И нарочно стал забирать влево, чтобы проехать через все пожни: очень уж хотелось ему поглядеть, как сенокосят колхозом.

«Спят еще! — недовольно думал он, вслушиваясь в утреннюю тишь. — Кабы свое косили — до свету небось поднялись бы!»

Но тут почудился ему впереди людской говор и смех. Не веря себе, Тимофей встал в телеге во весь рост, настороженно вытянул шею.

«Да нет, где им! — успокоенно подумал опять. — Кабы они хозяева настоящие были, а то…»

И вдруг совсем близко и совсем явственно кто-то начал точить косу, а погодя немного от чирканья брусков зазвенел и зашумел кругом весь лес.

«Экую рань всполошились! — уже с сердитым одобрением выругал про себя колхозников Тимофей. — Нахватали покосу-то, а теперь жадничают, торопятся, как бы успеть все убрать…»

Впереди размерно засвистели косы:

— Чу-фить! Чу-фить!

Березняк поредел, начались пожни. Вся большая низина цвела бабьими кофтами, сарафанами, густо белела рубахами мужиков.

— Гляди-ко ты! — с завистью охнул Тимофей. — За два дня половину скосили.

А как окинул глазами всю пожню, так и зашлось у него сразу от волнения сердце: на целую версту темно-зелеными шапками стояли на ровной глади высокие копны.
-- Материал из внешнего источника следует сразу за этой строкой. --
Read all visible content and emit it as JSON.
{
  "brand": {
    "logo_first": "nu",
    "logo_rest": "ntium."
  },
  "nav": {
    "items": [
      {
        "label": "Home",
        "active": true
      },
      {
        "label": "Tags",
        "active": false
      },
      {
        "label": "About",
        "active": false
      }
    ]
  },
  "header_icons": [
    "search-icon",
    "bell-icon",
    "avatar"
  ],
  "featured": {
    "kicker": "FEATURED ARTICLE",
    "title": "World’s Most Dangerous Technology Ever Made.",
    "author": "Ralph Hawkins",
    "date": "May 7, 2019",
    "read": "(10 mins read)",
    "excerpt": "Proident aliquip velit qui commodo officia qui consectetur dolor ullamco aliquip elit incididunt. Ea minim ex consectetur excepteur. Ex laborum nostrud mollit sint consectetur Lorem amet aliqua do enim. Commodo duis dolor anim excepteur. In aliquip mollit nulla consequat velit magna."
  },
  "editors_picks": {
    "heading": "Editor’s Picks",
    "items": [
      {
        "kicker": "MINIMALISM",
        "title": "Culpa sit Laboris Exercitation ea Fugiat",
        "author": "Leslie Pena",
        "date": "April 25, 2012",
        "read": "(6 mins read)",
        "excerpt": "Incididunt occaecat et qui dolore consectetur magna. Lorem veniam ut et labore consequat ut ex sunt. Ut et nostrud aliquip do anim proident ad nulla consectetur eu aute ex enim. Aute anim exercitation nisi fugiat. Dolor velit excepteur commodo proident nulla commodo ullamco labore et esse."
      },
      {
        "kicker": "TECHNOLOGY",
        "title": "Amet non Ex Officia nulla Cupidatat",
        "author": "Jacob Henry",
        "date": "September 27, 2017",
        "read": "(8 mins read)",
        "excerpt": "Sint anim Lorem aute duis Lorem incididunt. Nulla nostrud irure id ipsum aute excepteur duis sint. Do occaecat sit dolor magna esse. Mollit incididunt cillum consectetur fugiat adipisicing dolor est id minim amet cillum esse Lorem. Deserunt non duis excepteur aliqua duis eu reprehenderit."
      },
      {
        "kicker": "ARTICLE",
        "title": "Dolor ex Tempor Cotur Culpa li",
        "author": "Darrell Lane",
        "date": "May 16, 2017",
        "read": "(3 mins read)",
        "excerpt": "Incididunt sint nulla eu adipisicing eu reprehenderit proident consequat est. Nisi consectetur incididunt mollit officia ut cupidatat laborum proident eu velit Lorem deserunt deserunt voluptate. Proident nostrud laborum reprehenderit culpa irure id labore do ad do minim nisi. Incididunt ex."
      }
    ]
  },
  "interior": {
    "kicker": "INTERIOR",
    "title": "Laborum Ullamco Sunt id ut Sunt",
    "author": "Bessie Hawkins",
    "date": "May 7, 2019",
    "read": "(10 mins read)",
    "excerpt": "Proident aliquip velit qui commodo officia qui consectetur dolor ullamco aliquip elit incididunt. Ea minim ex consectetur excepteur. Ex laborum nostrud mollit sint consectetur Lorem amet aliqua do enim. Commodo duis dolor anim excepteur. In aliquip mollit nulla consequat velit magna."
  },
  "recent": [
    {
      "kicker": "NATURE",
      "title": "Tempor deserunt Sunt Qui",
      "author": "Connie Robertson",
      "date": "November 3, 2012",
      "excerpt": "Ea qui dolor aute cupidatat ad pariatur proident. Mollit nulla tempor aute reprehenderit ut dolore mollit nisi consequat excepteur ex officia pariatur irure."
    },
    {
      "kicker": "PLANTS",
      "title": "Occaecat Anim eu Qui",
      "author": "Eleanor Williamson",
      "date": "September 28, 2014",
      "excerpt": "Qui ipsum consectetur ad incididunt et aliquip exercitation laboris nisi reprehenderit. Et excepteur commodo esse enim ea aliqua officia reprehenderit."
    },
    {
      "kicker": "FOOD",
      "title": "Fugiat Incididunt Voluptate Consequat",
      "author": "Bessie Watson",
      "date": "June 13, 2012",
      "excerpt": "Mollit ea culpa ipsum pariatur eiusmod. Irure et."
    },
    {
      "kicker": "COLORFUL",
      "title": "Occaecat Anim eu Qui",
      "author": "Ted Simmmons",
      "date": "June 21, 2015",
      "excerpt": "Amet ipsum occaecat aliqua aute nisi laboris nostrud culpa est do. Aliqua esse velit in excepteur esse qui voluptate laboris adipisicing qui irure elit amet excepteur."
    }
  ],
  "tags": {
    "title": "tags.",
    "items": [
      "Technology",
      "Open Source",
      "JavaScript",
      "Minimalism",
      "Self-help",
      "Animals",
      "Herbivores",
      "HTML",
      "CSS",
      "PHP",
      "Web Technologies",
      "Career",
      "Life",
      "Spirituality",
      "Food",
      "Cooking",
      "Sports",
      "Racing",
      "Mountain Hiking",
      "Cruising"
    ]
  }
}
Бросив Соломониде вожжи, Тимофей торопливо слез с телеги.

— Поезжай-ка одна, а я забегу взглянуть, какова у них ноне трава-то.

9

У костра, под ракитой, мать Елизара, Ульяна, с Ефросиньей Гущиной готовили косарям завтрак.

Обе, сидя на скошенной траве, чистили свежую рыбу.

— Вечор Елизарка с Савелом наловили! — хвастала Тимофею Ульяна, поднимая на него доброе круглое лицо. — На часок всего и сходили-то, а глянь-ко, целое ведро принесли!

— За один раз варить будете? — дивился Тимофей.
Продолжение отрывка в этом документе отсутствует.